Depuis des années, nous travaillons ensemble aux pratiques yoguiques spirituelles que sont le kriyā yoga क्रिया, la science de l’éveil de l’énergie, Dhyāna ध्यान, la méditation, le Haṭhayoga हठयोग aussi et son approche du corps. Nous allions à ces pratiques, l’étude des textes sacrés, les grands concepts philosophiques de l’Inde par le Jñānayoga ज्ञानयोग. A cela, nous rajoutons une réflexion contemporaine sur le monde d’aujourd’hui, l’approche des concepts scientifiques actuels ainsi que la vision quantique du réel.
Nous avons pu plusieurs fois constater l’existence des liens très intimes entre la pensée spirituelle ancienne et les concepts scientifiques les plus récents qui soient.

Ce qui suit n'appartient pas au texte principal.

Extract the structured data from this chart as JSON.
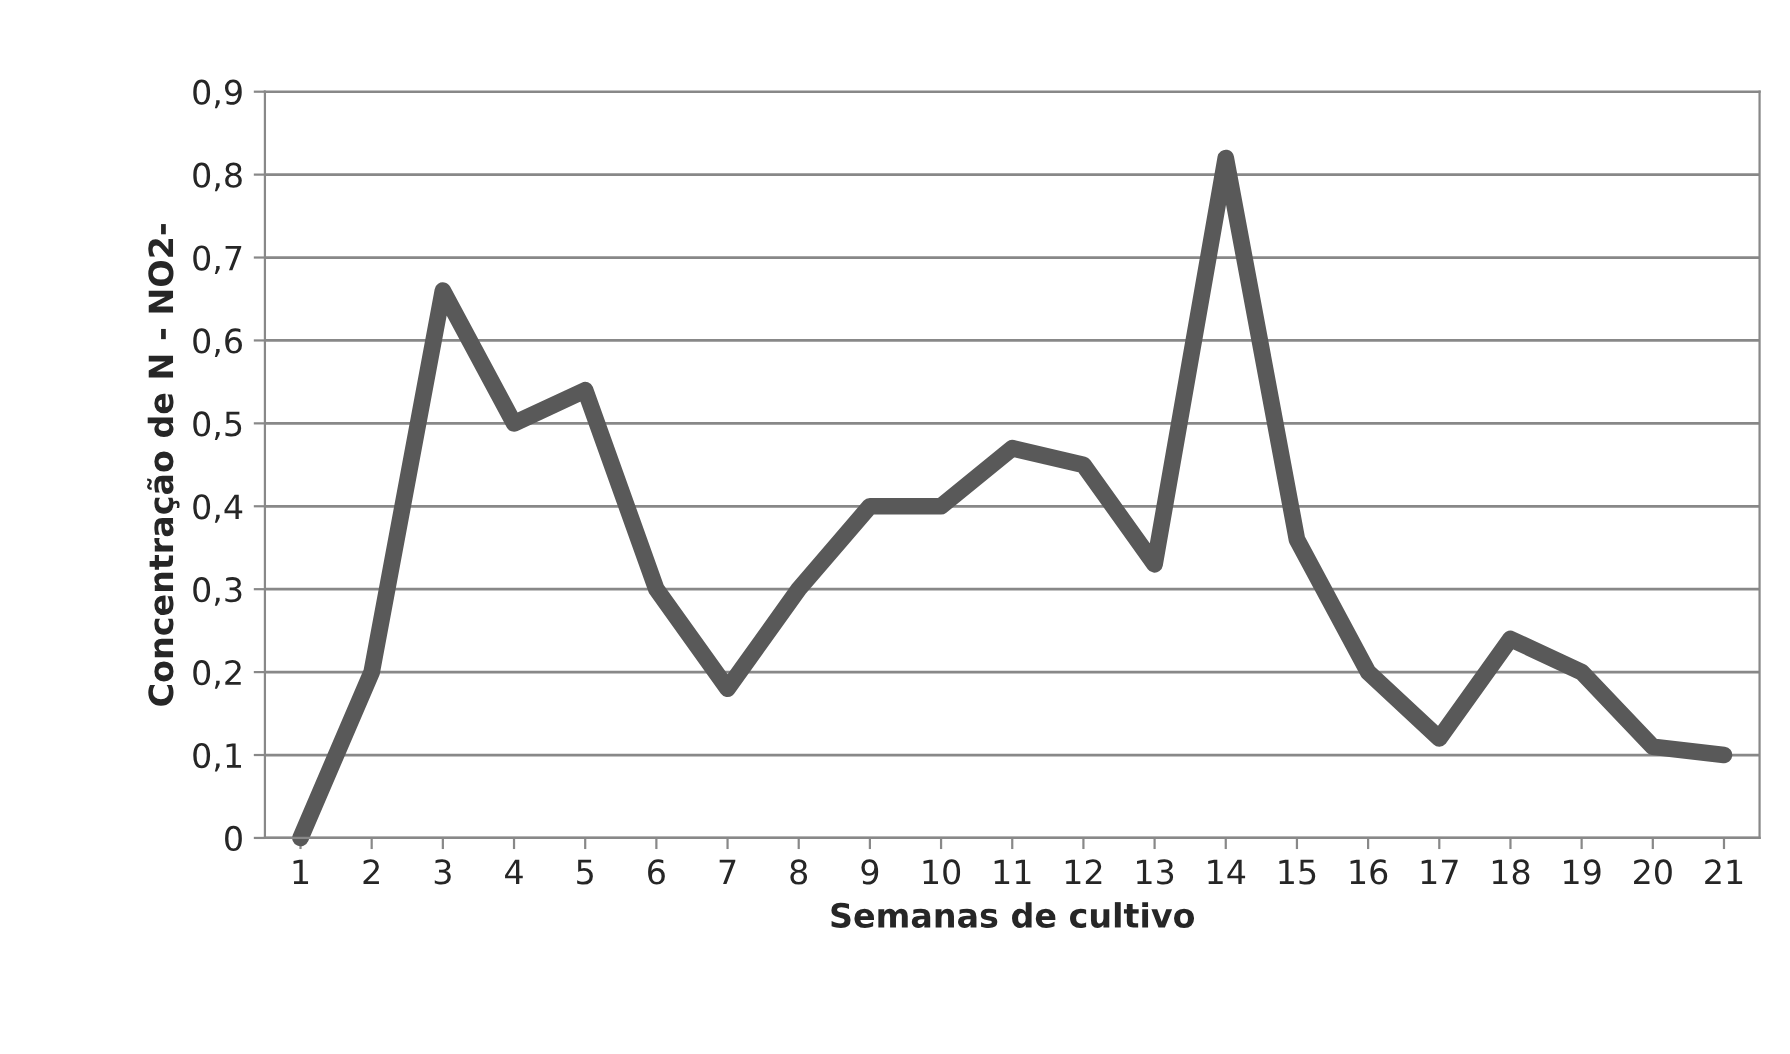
{
  "chart_data": {
    "type": "line",
    "xlabel": "Semanas de cultivo",
    "ylabel": "Concentração de N - NO2-",
    "categories": [
      "1",
      "2",
      "3",
      "4",
      "5",
      "6",
      "7",
      "8",
      "9",
      "10",
      "11",
      "12",
      "13",
      "14",
      "15",
      "16",
      "17",
      "18",
      "19",
      "20",
      "21"
    ],
    "series": [
      {
        "color": "#595959",
        "values": [
          0,
          0.2,
          0.66,
          0.5,
          0.54,
          0.3,
          0.18,
          0.3,
          0.4,
          0.4,
          0.47,
          0.45,
          0.33,
          0.82,
          0.36,
          0.2,
          0.12,
          0.24,
          0.2,
          0.11,
          0.1
        ]
      }
    ],
    "ylim": [
      0,
      0.9
    ],
    "yticks": [
      0,
      {
        "value": 0.1,
        "label": "0,1"
      },
      {
        "value": 0.2,
        "label": "0,2"
      },
      {
        "value": 0.3,
        "label": "0,3"
      },
      {
        "value": 0.4,
        "label": "0,4"
      },
      {
        "value": 0.5,
        "label": "0,5"
      },
      {
        "value": 0.6,
        "label": "0,6"
      },
      {
        "value": 0.7,
        "label": "0,7"
      },
      {
        "value": 0.8,
        "label": "0,8"
      },
      {
        "value": 0.9,
        "label": "0,9"
      }
    ],
    "grid": "y",
    "marker": "none",
    "line_style": "solid"
  }
}
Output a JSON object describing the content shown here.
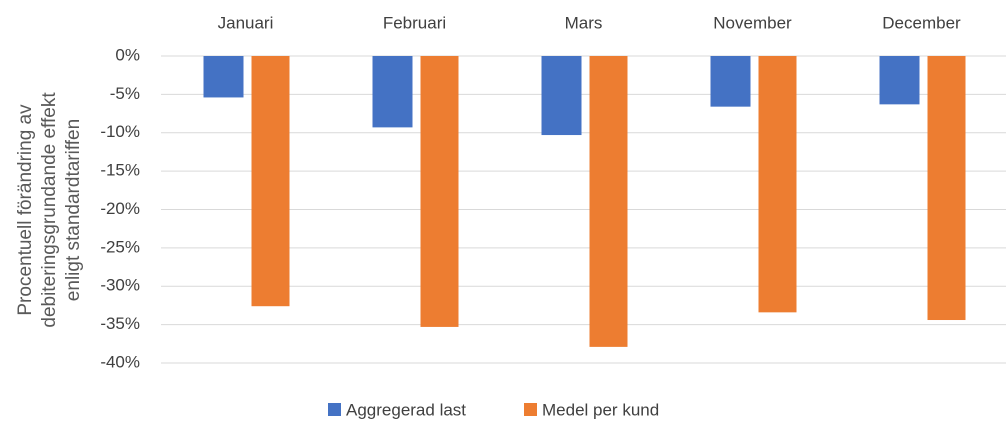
{
  "chart_data": {
    "type": "bar",
    "y_label": [
      "Procentuell förändring av",
      "debiteringsgrundande effekt",
      "enligt standardtariffen"
    ],
    "categories": [
      "Januari",
      "Februari",
      "Mars",
      "November",
      "December"
    ],
    "series": [
      {
        "name": "Aggregerad last",
        "color": "#4472c4",
        "values": [
          -5.4,
          -9.3,
          -10.3,
          -6.6,
          -6.3
        ]
      },
      {
        "name": "Medel per kund",
        "color": "#ed7d31",
        "values": [
          -32.6,
          -35.3,
          -37.9,
          -33.4,
          -34.4
        ]
      }
    ],
    "ylim": [
      -40,
      0
    ],
    "yticks": [
      {
        "value": 0,
        "label": "0%"
      },
      {
        "value": -5,
        "label": "-5%"
      },
      {
        "value": -10,
        "label": "-10%"
      },
      {
        "value": -15,
        "label": "-15%"
      },
      {
        "value": -20,
        "label": "-20%"
      },
      {
        "value": -25,
        "label": "-25%"
      },
      {
        "value": -30,
        "label": "-30%"
      },
      {
        "value": -35,
        "label": "-35%"
      },
      {
        "value": -40,
        "label": "-40%"
      }
    ],
    "grid": true,
    "legend": "bottom"
  }
}
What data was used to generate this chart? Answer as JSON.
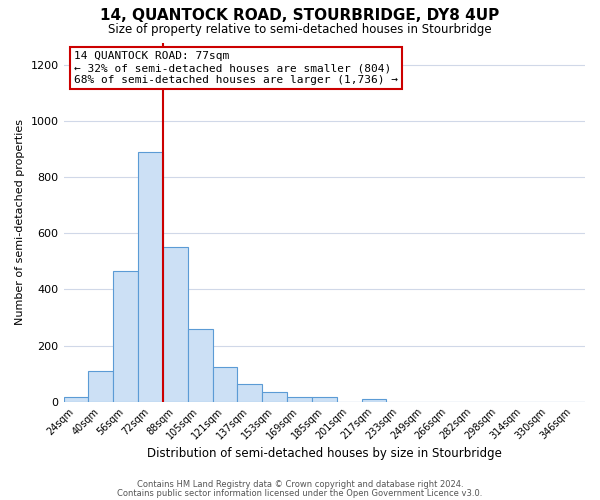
{
  "title": "14, QUANTOCK ROAD, STOURBRIDGE, DY8 4UP",
  "subtitle": "Size of property relative to semi-detached houses in Stourbridge",
  "xlabel": "Distribution of semi-detached houses by size in Stourbridge",
  "ylabel": "Number of semi-detached properties",
  "bin_labels": [
    "24sqm",
    "40sqm",
    "56sqm",
    "72sqm",
    "88sqm",
    "105sqm",
    "121sqm",
    "137sqm",
    "153sqm",
    "169sqm",
    "185sqm",
    "201sqm",
    "217sqm",
    "233sqm",
    "249sqm",
    "266sqm",
    "282sqm",
    "298sqm",
    "314sqm",
    "330sqm",
    "346sqm"
  ],
  "bar_values": [
    15,
    110,
    465,
    890,
    550,
    260,
    125,
    62,
    35,
    18,
    18,
    0,
    10,
    0,
    0,
    0,
    0,
    0,
    0,
    0,
    0
  ],
  "bar_color": "#cce0f5",
  "bar_edge_color": "#5b9bd5",
  "highlight_bin_index": 3,
  "highlight_color": "#cc0000",
  "ylim": [
    0,
    1280
  ],
  "yticks": [
    0,
    200,
    400,
    600,
    800,
    1000,
    1200
  ],
  "annotation_title": "14 QUANTOCK ROAD: 77sqm",
  "annotation_line1": "← 32% of semi-detached houses are smaller (804)",
  "annotation_line2": "68% of semi-detached houses are larger (1,736) →",
  "footer_line1": "Contains HM Land Registry data © Crown copyright and database right 2024.",
  "footer_line2": "Contains public sector information licensed under the Open Government Licence v3.0.",
  "background_color": "#ffffff",
  "grid_color": "#d0d8e8"
}
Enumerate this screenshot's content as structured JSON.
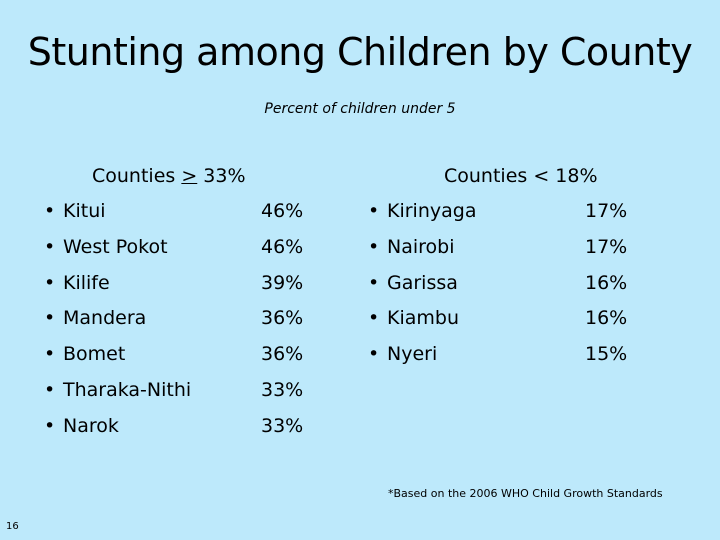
{
  "title": "Stunting among Children by County",
  "subtitle": "Percent of children under 5",
  "left_column": {
    "heading_prefix": "Counties ",
    "heading_operator": ">",
    "heading_value": " 33%",
    "items": [
      {
        "county": "Kitui",
        "percent": "46%"
      },
      {
        "county": "West Pokot",
        "percent": "46%"
      },
      {
        "county": "Kilife",
        "percent": "39%"
      },
      {
        "county": "Mandera",
        "percent": "36%"
      },
      {
        "county": "Bomet",
        "percent": "36%"
      },
      {
        "county": "Tharaka-Nithi",
        "percent": "33%"
      },
      {
        "county": "Narok",
        "percent": "33%"
      }
    ]
  },
  "right_column": {
    "heading": "Counties < 18%",
    "items": [
      {
        "county": "Kirinyaga",
        "percent": "17%"
      },
      {
        "county": "Nairobi",
        "percent": "17%"
      },
      {
        "county": "Garissa",
        "percent": "16%"
      },
      {
        "county": "Kiambu",
        "percent": "16%"
      },
      {
        "county": "Nyeri",
        "percent": "15%"
      }
    ]
  },
  "bullet_glyph": "•",
  "footnote": "*Based on the 2006 WHO Child Growth Standards",
  "slide_number": "16"
}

Le savoir millénaire de la tradition spirituelle orientale auquel nous avons la chance d’accéder aujourd’hui, était, avant d’être analysé et traduit en écrits par des érudits orientaux, des pandits et des indianistes étrangers, un savoir basé sur la tradition orale et initiatique­.
Dans la science du kriyā, étroitement liée au tantrisme ésotérique, nous sommes constamment ramenés à la connaissance philosophique et symbolique du célèbre couple Śiva-Śakti शिव शक्ति et des principes fondamentaux de triplicité qui l’animent.
Tout le processus d’éveil consiste à réaliser ;
- le passage de l’extérieur vers l’intérieur,
- l’expérimentation des plans humains et leur transcendance,
- la résorption en soi des Tattva (तत्त्व) (éléments) dissouts à leur pure essence,
- les expériences de transcendance du temps, Mahākālaमहाकाल,
- du son, MahāNadaमहानद,
- du mental, MahāManasमहामृग.
Nous ne pouvons accéder aux fonctions des plans supérieurs que si nous arrivons à réaliser ce passage en nous de la dualité à la non dualité, permettant de toucher ce qui est au-delà, à savoir le plan subtil, voire divin par l’élargissement de la conscience.

Nous retrouvons cette même préoccupation dans le Vedānta वेदान्त mais la démarche se fait par les supports de la réflexion intellectuelle. Dans le kriyā, nous nous appuyons sur les cultes et pratiques portant sur le couple symbolique Śiva-Śakti, correspondant philosophiquement au binôme conscience-énergie.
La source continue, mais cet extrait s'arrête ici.